Che. Too late now. “Well, like they said in that American movie,” he didn’t remember which one, and he didn’t care, “the only way out of this outfit is feet-first.”

“Don’t worry about it,” Schuldig said, downing another drink that was made to be sipped. “I won’t let anyone kill you, I hate drinking alone.”

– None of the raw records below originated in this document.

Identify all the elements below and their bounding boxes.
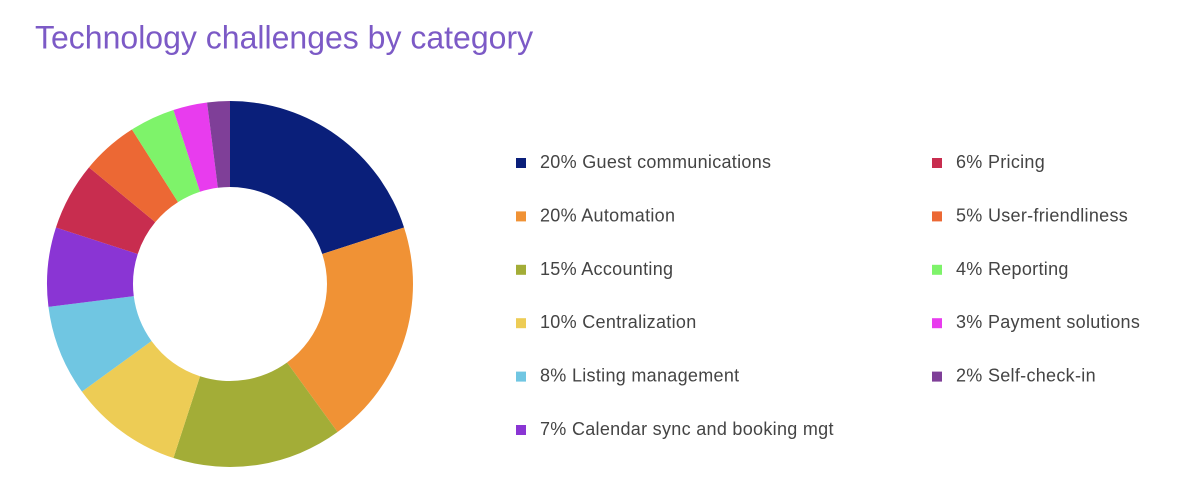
legend-label: 4% Reporting	[956, 259, 1069, 279]
legend-label: 8% Listing management	[540, 365, 739, 385]
legend-swatch	[932, 318, 942, 329]
legend-swatch	[932, 371, 942, 382]
legend-swatch	[932, 264, 942, 275]
legend-value: 10%	[540, 312, 577, 332]
donut-slice	[207, 101, 230, 188]
donut-slice	[55, 167, 156, 255]
legend-label: 10% Centralization	[540, 312, 697, 332]
legend-swatch	[516, 211, 526, 222]
legend-category: Calendar sync and booking mgt	[572, 419, 834, 439]
legend-swatch	[516, 425, 526, 435]
legend-value: 20%	[540, 205, 577, 225]
legend-label: 5% User-friendliness	[956, 205, 1128, 225]
legend-category: Listing management	[572, 365, 740, 385]
legend-swatch	[516, 371, 526, 382]
legend-category: User-friendliness	[988, 205, 1128, 225]
legend-value: 7%	[540, 419, 567, 439]
legend-category: Pricing	[988, 152, 1045, 172]
donut-slice	[173, 362, 338, 467]
legend-label: 7% Calendar sync and booking mgt	[540, 419, 834, 439]
donut-slice	[173, 102, 218, 192]
legend-value: 2%	[956, 365, 983, 385]
legend-category: Payment solutions	[988, 312, 1140, 332]
legend-value: 15%	[540, 259, 577, 279]
donut-slice	[131, 109, 201, 203]
legend-value: 5%	[956, 205, 983, 225]
legend-category: Guest communications	[582, 152, 771, 172]
legend-swatch	[516, 264, 526, 275]
donut-slice	[230, 101, 405, 255]
donut-slice	[81, 341, 201, 459]
legend-swatch	[932, 211, 942, 222]
donut-slice	[46, 227, 138, 307]
legend-swatch	[516, 318, 526, 329]
legend-value: 20%	[540, 152, 577, 172]
legend-value: 8%	[540, 365, 567, 385]
legend-label: 15% Accounting	[540, 259, 673, 279]
legend-category: Self-check-in	[988, 365, 1096, 385]
legend-value: 4%	[956, 259, 983, 279]
legend-label: 2% Self-check-in	[956, 365, 1096, 385]
donut-slice	[88, 129, 179, 223]
legend-category: Centralization	[582, 312, 696, 332]
legend-category: Reporting	[988, 259, 1069, 279]
chart-title: Technology challenges by category	[35, 19, 533, 55]
legend-value: 6%	[956, 152, 983, 172]
donut-slice	[287, 227, 413, 433]
donut-slice	[48, 296, 152, 392]
legend-swatch	[932, 158, 942, 168]
legend-value: 3%	[956, 312, 983, 332]
legend-label: 6% Pricing	[956, 152, 1045, 172]
legend-category: Accounting	[581, 259, 673, 279]
legend-swatch	[516, 158, 526, 168]
legend-label: 3% Payment solutions	[956, 312, 1140, 332]
legend-category: Automation	[581, 205, 675, 225]
legend-label: 20% Guest communications	[540, 152, 771, 172]
legend-label: 20% Automation	[540, 205, 675, 225]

“Maybe I don’t care.” Schu was right, the damn things were too wimpy to drink slowly. Yohji gulped, then made a little sailboat out of a fruit wedge and part of another umbrella. “What the hell? I’m bored with dancing and drinking, and I can’t manage to want anyone but Aya. And he has to hate me. Even if he forgave me for all the rest, he’ll never forgive me for leaving the country with you. And why should he be stuck with me anyway? He shouldn’t have to haul me out of gutters and find my clothes.”

“That was me,” Schuldig muttered, creating a surfboard out of a kiwi slice. “I lose my clothes. You just get lost.”

“Right.” Yohji tied another cherry-stem-man, and put him on the surfboard. Schu slid the shark-fin at the surfer. Yohji gave the surfer one of the little plastic swords, to defend himself.

“So now you want to just give up?”

“Why not? Lung cancer, alcohol poisoning, my own damn side. It’s all the same. Dead is dead. I’m supposed to be dead.”

“What abou–“ Schuldig stopped, his hand hovered above their little diorama. Yohji frowned at the German.

“Schu?”

“It’s–gone. ” Schuldig shoved his sunglasses up, stared at Yohji with the beginnings of panic. “Yohji, I can’t hear you.”

***

(1) a spork is a combination fork and spoon, usually plastic. You’ve seen them at Taco Bell. Maybe.